The way networks grow and change over time is called network evolution. Numerous off-the-shelf algorithms have been developed to study network evolution. These can give us insight into the way systems grow and change over time. However, what off-the-shelf algorithms often lack are knowledge of the behavioral details surrounding a specific problem. Here we will develop a simple case that we will revisit over the next few chapters: How do children learn words from exposure to a sea of language? One possibility is that the words children learn first influence the words they learn next. Another possibility is that the structure of language itself facilitates the learning of some words over others.

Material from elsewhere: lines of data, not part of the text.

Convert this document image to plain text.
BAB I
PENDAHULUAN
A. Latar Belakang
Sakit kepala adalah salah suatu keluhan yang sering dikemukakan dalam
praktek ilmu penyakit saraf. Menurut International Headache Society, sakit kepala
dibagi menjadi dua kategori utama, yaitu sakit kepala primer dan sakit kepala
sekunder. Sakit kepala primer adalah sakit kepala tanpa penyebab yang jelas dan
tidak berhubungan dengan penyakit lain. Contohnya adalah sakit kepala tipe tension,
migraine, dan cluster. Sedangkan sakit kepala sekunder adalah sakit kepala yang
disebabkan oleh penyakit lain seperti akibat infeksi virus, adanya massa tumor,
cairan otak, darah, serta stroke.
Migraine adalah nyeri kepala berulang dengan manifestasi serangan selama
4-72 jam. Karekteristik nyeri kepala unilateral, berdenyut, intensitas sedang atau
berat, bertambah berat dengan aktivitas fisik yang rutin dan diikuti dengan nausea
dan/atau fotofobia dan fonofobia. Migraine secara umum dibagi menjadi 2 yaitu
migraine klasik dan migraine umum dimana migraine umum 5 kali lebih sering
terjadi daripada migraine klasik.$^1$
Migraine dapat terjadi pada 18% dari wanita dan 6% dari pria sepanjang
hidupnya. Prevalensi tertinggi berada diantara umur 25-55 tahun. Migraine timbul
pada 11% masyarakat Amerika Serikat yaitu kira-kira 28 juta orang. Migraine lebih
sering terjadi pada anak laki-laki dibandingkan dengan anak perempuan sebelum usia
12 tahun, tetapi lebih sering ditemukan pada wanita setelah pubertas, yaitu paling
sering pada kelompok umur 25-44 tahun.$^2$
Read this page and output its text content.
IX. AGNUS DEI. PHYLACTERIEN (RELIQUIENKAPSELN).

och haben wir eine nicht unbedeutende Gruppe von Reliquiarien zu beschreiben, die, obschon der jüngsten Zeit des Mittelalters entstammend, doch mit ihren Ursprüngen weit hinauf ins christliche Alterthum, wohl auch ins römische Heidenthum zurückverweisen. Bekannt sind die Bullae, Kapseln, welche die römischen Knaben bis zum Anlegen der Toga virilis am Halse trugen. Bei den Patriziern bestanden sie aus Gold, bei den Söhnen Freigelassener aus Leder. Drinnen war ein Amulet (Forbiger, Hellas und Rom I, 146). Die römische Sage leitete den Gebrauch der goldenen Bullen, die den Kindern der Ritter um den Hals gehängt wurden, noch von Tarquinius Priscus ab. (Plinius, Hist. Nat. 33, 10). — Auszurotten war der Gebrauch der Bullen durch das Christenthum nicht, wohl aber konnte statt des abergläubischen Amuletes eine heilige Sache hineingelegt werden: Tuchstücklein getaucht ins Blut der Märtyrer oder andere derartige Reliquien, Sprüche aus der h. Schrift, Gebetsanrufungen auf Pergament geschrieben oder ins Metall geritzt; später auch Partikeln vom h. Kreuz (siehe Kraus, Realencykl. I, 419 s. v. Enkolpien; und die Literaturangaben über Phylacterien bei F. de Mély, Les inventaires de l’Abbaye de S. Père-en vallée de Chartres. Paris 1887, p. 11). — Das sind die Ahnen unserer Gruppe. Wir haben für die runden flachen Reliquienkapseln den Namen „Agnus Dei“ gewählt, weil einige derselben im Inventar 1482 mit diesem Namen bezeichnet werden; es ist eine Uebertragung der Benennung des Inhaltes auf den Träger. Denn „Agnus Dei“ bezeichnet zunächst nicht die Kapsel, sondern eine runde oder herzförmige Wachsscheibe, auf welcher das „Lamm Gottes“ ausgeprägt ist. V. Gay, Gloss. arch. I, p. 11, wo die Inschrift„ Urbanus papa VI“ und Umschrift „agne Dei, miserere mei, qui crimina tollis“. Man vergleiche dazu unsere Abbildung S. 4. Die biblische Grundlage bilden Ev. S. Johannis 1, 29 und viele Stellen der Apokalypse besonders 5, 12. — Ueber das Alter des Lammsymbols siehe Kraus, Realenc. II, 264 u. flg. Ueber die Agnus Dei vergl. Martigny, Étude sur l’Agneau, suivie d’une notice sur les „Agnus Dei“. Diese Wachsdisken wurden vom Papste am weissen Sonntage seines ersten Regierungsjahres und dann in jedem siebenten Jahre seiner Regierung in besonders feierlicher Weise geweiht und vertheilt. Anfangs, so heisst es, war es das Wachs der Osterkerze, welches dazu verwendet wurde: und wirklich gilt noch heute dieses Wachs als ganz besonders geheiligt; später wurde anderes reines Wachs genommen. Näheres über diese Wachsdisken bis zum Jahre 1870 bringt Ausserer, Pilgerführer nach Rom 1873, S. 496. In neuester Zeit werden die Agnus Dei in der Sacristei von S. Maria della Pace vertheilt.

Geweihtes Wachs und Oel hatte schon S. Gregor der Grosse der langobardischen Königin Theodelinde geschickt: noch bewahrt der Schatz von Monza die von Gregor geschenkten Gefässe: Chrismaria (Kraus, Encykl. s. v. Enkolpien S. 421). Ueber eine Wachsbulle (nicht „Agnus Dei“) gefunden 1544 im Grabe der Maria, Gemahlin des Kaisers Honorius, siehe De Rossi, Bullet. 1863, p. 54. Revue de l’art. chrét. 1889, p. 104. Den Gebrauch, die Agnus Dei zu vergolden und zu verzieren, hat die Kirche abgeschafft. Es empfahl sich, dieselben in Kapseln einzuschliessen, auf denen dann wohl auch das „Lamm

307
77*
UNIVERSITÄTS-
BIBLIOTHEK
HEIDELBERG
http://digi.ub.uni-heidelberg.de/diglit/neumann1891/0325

Indeed, we know that adults speak differently to children in ways that facilitate language learning, with semantically informative words tending to appear more often around words that children learn earliest. This invites the question: To what extent does the semantic structure of language predict word learning? This chapter will provide a general framework for building and competing models against one another with a specific application to the network evolution of child vocabularies.
A valuable feature of networks is their ability to quantify structural relationships. Much like a chemist who, having purified their sample, can bring to bear a wide range of tools for understanding their sample by transforming data into a network, a network scientist can leverage a range of tools that provide precise measurements of their data’s structure. This includes node-level measures like degree and centrality, meso-scale measures like community formation, and macro-scale measures like density and modularity. This chapter introduces these measures and gives a brief guide to their use.
Words, like biological species, are born and then, someday, they die. The half-life of a word is roughly 2,000 years, meaning that in that interval about half of all words are replaced with an unrelated (noncognate) word. Where do the new words come from? There are numerous dimensions along which new words could vary from old words, so it may not be easy to see how to enter this problem. However, extending our small worlds metaphor and the observation of clusters in language, we tell a simple story that mirrors biological theories about the origin of species. Language has urban centers with well-populated and well-connected meanings (like *food* and *red*). It also has rural fringes, where words live more isolated lives as hermits with limited connections to other words (like *twang* and *ohm*). Are new words more likely to be born in urban centers or in the rural fringes?